Impact on Infrastructure Development
The recommendations of the Kelkar Committee, chaired by Vijay Kelkar, aim to transform infrastructure development in India by making the Public-Private Partnership (PPP) model more efficient, transparent, and sustainable.
- Revival of Stalled Projects: Mechanisms like the Infrastructure PPP Project Review Committee (IPRC) help resolve stressed projects, leading to faster completion of delayed infrastructure works.
- Improved Investor Confidence: Clear policies, better risk-sharing, and legal protection encourage private and foreign investors to participate in infrastructure projects.

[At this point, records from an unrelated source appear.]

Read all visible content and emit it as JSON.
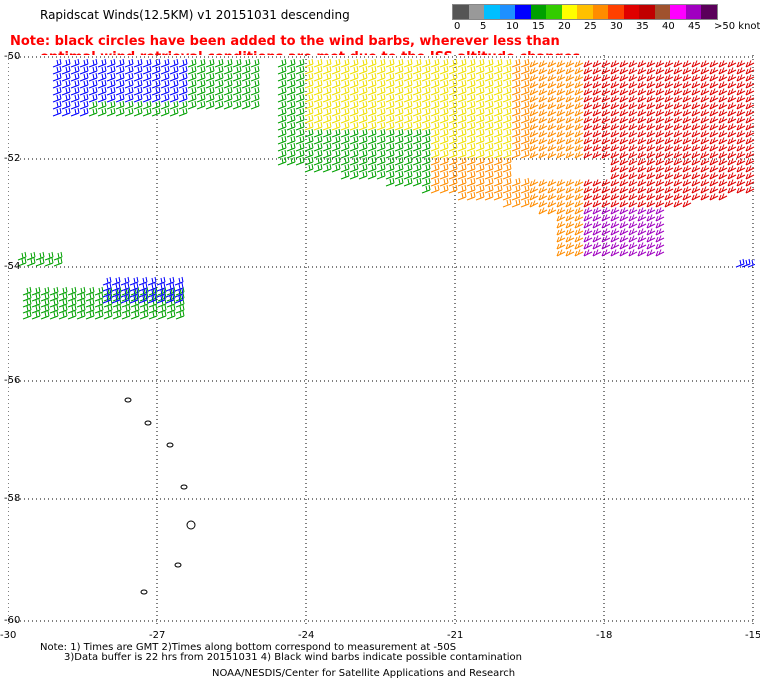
{
  "header": {
    "title": "Rapidscat Winds(12.5KM) v1 20151031 descending",
    "note_line1": "Note: black circles have been added to the wind barbs, wherever less than",
    "note_line2": "optimal wind retrieval conditions are met due to the ISS altitude changes."
  },
  "legend": {
    "labels": [
      "0",
      "5",
      "10",
      "15",
      "20",
      "25",
      "30",
      "35",
      "40",
      "45",
      ">50 knots"
    ],
    "colors": [
      "#555555",
      "#999999",
      "#00bfff",
      "#1e90ff",
      "#0000ff",
      "#00a000",
      "#33cc00",
      "#ffff00",
      "#ffc000",
      "#ff8c00",
      "#ff4000",
      "#e00000",
      "#c00000",
      "#a0522d",
      "#ff00ff",
      "#a000c0",
      "#5a005a"
    ]
  },
  "map": {
    "lat_labels": [
      "-50",
      "-52",
      "-54",
      "-56",
      "-58",
      "-60"
    ],
    "lon_labels": [
      "-30",
      "-27",
      "-24",
      "-21",
      "-18",
      "-15"
    ],
    "colors": {
      "blue": "#0000ff",
      "green": "#00a000",
      "yellow": "#f0e000",
      "orange": "#ff8c00",
      "red": "#e00000",
      "purple": "#a000c0",
      "black": "#000000"
    }
  },
  "footer": {
    "line1": "Note: 1) Times are GMT 2)Times along bottom correspond to measurement at -50S",
    "line2": "3)Data buffer is 22 hrs from 20151031 4) Black wind barbs indicate possible contamination",
    "line3": "NOAA/NESDIS/Center for Satellite Applications and Research"
  }
}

- Better Risk Allocation: Balanced distribution of risks between government and private players reduces financial stress and project failures.
- Faster Project Execution: Streamlined approval processes and strong governance reduce delays caused by bureaucracy and regulatory hurdles.
- Enhanced Transparency and Accountability: Regulators minimize corruption and improve trust in the system.
- Access to Long-Term Financing: Innovative instruments like zero-coupon bonds ensure availability of low-cost funds, improving project viability.
- Reduction in Non-Performing Assets (NPAs): Timely completion and restructuring of projects help reduce bad loans in the banking sector.